At least the Light Brigade featured in Tennyson's famous poem overran the Russian positions they were aiming at, but were forced to retreat when the less suicidal Heavy Brigade didn't advance down the "Valley of Death" after them. Pickett's Charge briefly breached the Union line on Cemetery Ridge before being pushed back with crippling losses.

All the Yamato managed to do was temporarily distract U.S. fighters from their more important job of shooting down kamikaze. The Yamato got nowhere near Okinawa. It didn't accomplish a single military objective. Twenty-five hundred men died for absolutely nothing.

At its heart, I can't help but read the Space Battleship Yamato series as an attempt to vest meaning in that meaningless loss.

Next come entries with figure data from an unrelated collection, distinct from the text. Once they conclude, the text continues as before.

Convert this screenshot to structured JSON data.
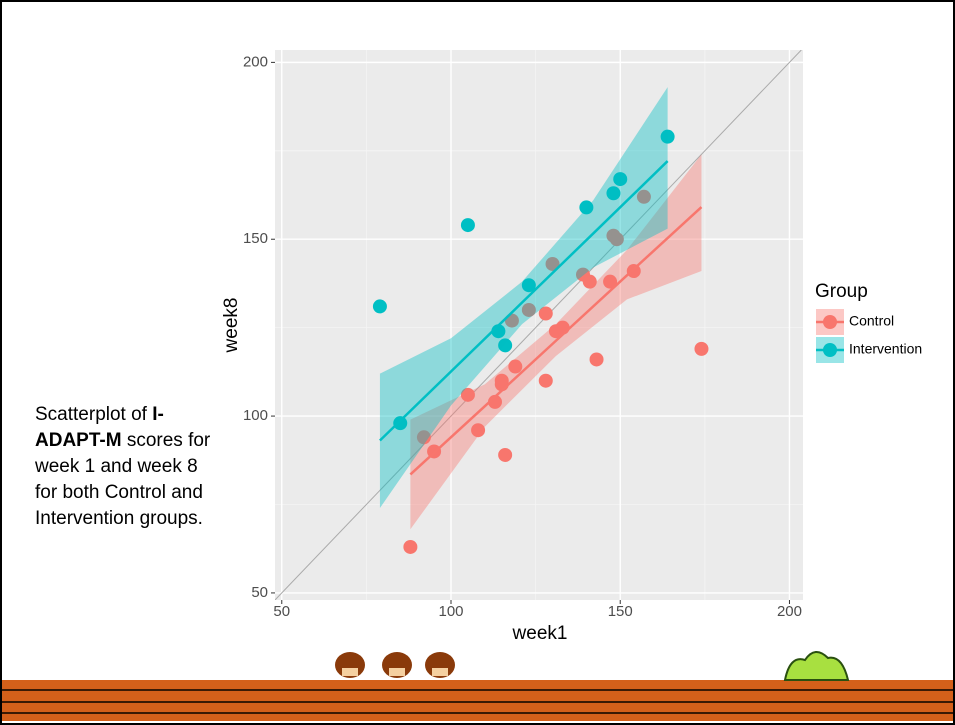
{
  "slide": {
    "caption": {
      "before": "Scatterplot of ",
      "bold": "I-ADAPT-M",
      "after": " scores for week 1 and week 8 for both Control and Intervention groups."
    }
  },
  "chart_data": {
    "type": "scatter",
    "x_label": "week1",
    "y_label": "week8",
    "legend_title": "Group",
    "xlim": [
      48,
      204
    ],
    "ylim": [
      48,
      203.5
    ],
    "xticks": [
      50,
      100,
      150,
      200
    ],
    "yticks": [
      50,
      100,
      150,
      200
    ],
    "grid": true,
    "series": [
      {
        "name": "Control",
        "color": "#F8766D",
        "x": [
          88,
          116,
          115,
          115,
          119,
          128,
          131,
          133,
          143,
          147,
          154,
          174,
          92,
          95,
          105,
          108,
          113,
          118,
          123,
          128,
          130,
          139,
          141,
          148,
          149,
          157
        ],
        "values": [
          63,
          89,
          109,
          110,
          114,
          110,
          124,
          125,
          116,
          138,
          141,
          119,
          94,
          90,
          106,
          96,
          104,
          127,
          130,
          129,
          143,
          140,
          138,
          151,
          150,
          162
        ],
        "fit": {
          "x": [
            88,
            110,
            131,
            152,
            174
          ],
          "values": [
            83.5,
            102.8,
            121.3,
            139.8,
            159.1
          ],
          "lower": [
            68,
            97,
            117,
            133,
            141
          ],
          "upper": [
            99,
            109,
            126,
            147,
            174
          ]
        }
      },
      {
        "name": "Intervention",
        "color": "#00BFC4",
        "x": [
          79,
          85,
          105,
          114,
          116,
          123,
          140,
          148,
          150,
          164
        ],
        "values": [
          131,
          98,
          154,
          124,
          120,
          137,
          159,
          163,
          167,
          179
        ],
        "fit": {
          "x": [
            79,
            100,
            121,
            142,
            164
          ],
          "values": [
            93.1,
            112.6,
            132.1,
            151.6,
            172.1
          ],
          "lower": [
            74,
            103,
            126,
            142,
            153
          ],
          "upper": [
            112,
            122,
            138,
            161,
            193
          ]
        }
      }
    ]
  }
}
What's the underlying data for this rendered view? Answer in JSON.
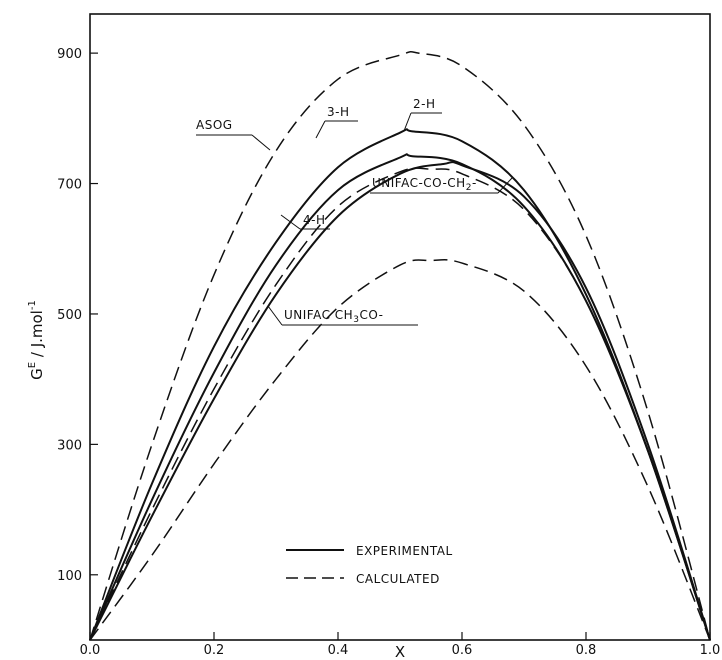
{
  "chart_data": {
    "type": "line",
    "xlabel": "X",
    "ylabel": "G^E / J.mol^-1",
    "xlim": [
      0,
      1
    ],
    "ylim": [
      0,
      960
    ],
    "x_ticks": [
      "0.0",
      "0.2",
      "0.4",
      "0.6",
      "0.8",
      "1.0"
    ],
    "y_ticks": [
      "100",
      "300",
      "500",
      "700",
      "900"
    ],
    "legend": {
      "placement": "bottom-center",
      "entries": [
        {
          "label": "EXPERIMENTAL",
          "style": "solid"
        },
        {
          "label": "CALCULATED",
          "style": "dashed"
        }
      ]
    },
    "series": [
      {
        "name": "3-H",
        "style": "solid",
        "x": [
          0,
          0.1,
          0.2,
          0.3,
          0.4,
          0.5,
          0.52,
          0.6,
          0.7,
          0.8,
          0.9,
          1.0
        ],
        "y": [
          0,
          240,
          450,
          610,
          725,
          778,
          780,
          765,
          690,
          530,
          290,
          0
        ]
      },
      {
        "name": "2-H",
        "style": "solid",
        "x": [
          0,
          0.1,
          0.2,
          0.3,
          0.4,
          0.5,
          0.52,
          0.6,
          0.7,
          0.8,
          0.9,
          1.0
        ],
        "y": [
          0,
          215,
          410,
          575,
          690,
          740,
          742,
          730,
          665,
          520,
          290,
          0
        ]
      },
      {
        "name": "4-H",
        "style": "solid",
        "x": [
          0,
          0.1,
          0.2,
          0.3,
          0.4,
          0.5,
          0.57,
          0.6,
          0.7,
          0.8,
          0.9,
          1.0
        ],
        "y": [
          0,
          190,
          370,
          530,
          650,
          715,
          730,
          728,
          680,
          540,
          300,
          0
        ]
      },
      {
        "name": "ASOG",
        "style": "dashed",
        "x": [
          0,
          0.1,
          0.2,
          0.3,
          0.4,
          0.5,
          0.53,
          0.6,
          0.7,
          0.8,
          0.9,
          1.0
        ],
        "y": [
          0,
          300,
          560,
          750,
          860,
          897,
          900,
          880,
          790,
          620,
          350,
          0
        ]
      },
      {
        "name": "UNIFAC-CO-CH2-",
        "style": "dashed",
        "x": [
          0,
          0.1,
          0.2,
          0.3,
          0.4,
          0.5,
          0.55,
          0.6,
          0.7,
          0.8,
          0.9,
          1.0
        ],
        "y": [
          0,
          200,
          385,
          545,
          665,
          718,
          722,
          715,
          660,
          520,
          290,
          0
        ]
      },
      {
        "name": "UNIFAC CH3CO-",
        "style": "dashed",
        "x": [
          0,
          0.1,
          0.2,
          0.3,
          0.4,
          0.5,
          0.55,
          0.6,
          0.7,
          0.8,
          0.9,
          1.0
        ],
        "y": [
          0,
          130,
          270,
          400,
          510,
          575,
          582,
          578,
          535,
          420,
          235,
          0
        ]
      }
    ]
  }
}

In nods to The Philadelphia Experiment and Raise the Titanic! a starship is constructed inside the wreck of the Yamato, and then raised from the bottom of the ocean to battle aliens out to destroy the Earth. Spinoffs also have the ship being purposely sunk to prevent top-secret technology from falling into enemy hands, which is then salvaged by later generations.

Farewell to Space Battleship Yamato then becomes a restaging of the battleship's final, tragic mission (April 6-7, 1945). With the captain dead at the helm and the first mate alone alive at the wheel, the ultimate sacrifice made this time around is truly noble. The Yamato dies for something, saving the Earth from destruction and saving the lives of billions.

Even so, the historical perspective makes it all the more painful to watch. The most appropriate treatment of the Yamato story is perhaps the "Crossing the River of Time" episode of Kamichu! (DVD 3 episode 9). Kamichu! is about a junior high school student living in a fishing village near Kure, who wakes up one morning to discover she's turned into a minor Shinto deity.

In "Crossing the River of Time," Yurie escorts the "soul" of the Yamato (Shinto theology stipulates that all things—animate and inanimate—have unique souls or gods) back to her home base in Kure. It is a moving story that recognizes the bravery of the men who served on the Yamato, and the magnitude of their loss, without rationalizing or wallowing in it.